Prediction market platform Kalshi has submitted a request to the US Commodity Futures Trading Commission (CFTC) to launch contracts that allow trading on the percentage of flight cancellations at specific airports within a set timeframe. This new financial instrument acts as a hedging tool for travelers worried about flight disruptions, enabling them to profit if cancellations increase. The contracts will rely on flight tracking data from FlightAware, backed by US Department of Transportation statistics, to ensure objective and dispute-free settlement.

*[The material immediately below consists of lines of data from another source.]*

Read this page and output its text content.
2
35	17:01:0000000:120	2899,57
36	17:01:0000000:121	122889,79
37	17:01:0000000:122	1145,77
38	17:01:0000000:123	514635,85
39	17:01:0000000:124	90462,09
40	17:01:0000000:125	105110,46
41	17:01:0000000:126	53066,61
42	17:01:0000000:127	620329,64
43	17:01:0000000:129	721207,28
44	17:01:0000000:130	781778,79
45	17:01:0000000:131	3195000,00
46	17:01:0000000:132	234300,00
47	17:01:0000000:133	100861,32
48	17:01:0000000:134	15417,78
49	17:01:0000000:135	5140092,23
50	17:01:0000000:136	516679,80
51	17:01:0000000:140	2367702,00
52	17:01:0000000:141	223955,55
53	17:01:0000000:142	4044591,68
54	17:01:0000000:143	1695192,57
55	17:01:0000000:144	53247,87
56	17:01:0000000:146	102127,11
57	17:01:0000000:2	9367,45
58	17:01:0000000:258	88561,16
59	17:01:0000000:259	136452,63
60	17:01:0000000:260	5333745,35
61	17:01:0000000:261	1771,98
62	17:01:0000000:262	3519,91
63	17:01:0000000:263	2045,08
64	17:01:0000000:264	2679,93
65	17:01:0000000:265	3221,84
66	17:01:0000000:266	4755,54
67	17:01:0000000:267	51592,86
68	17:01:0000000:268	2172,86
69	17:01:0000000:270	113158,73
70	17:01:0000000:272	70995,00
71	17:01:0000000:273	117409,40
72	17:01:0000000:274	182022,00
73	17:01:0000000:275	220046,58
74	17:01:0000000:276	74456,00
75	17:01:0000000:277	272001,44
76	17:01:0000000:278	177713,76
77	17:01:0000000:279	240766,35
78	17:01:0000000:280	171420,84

Kalshi filed the request through the CFTC's self-certification process, which means the contracts will go live unless the regulator objects. However, the CFTC retains authority to review, suspend, or modify the contracts later. The first contract already tracks weekly US flight cancellation rates ending on Fridays. Traders betting on rising cancellations buy positive contracts, while those expecting normal operations take the opposite side.

The timing is notable given recent turbulence in US air travel, including severe winter storms, disruptions linked to the Iran conflict, and the shutdown of Spirit Airlines in early May. These events have heightened demand for tools that mitigate travel uncertainty. Kalshi, regulated by the CFTC, and competitor Polymarket have seen explosive growth in prediction markets, expanding from elections and sports into weather, economic data, and now aviation.

Despite the market's growth, prediction contracts face regulatory challenges as lawmakers debate whether they constitute financial hedging or gambling. Legal disputes have arisen in some US states over local authority to restrict such trading. Insider information use also raises fairness concerns. However, flight cancellation contracts may be less susceptible to manipulation since cancellations are externally verifiable events. Still, questions remain about whether these contracts will primarily serve genuine travelers or speculative traders.

The product's impact and regulatory stance will become clearer once trading begins. Kalshi's move reflects a broader trend of integrating prediction markets into everyday risk management amid volatile conditions in travel and finance.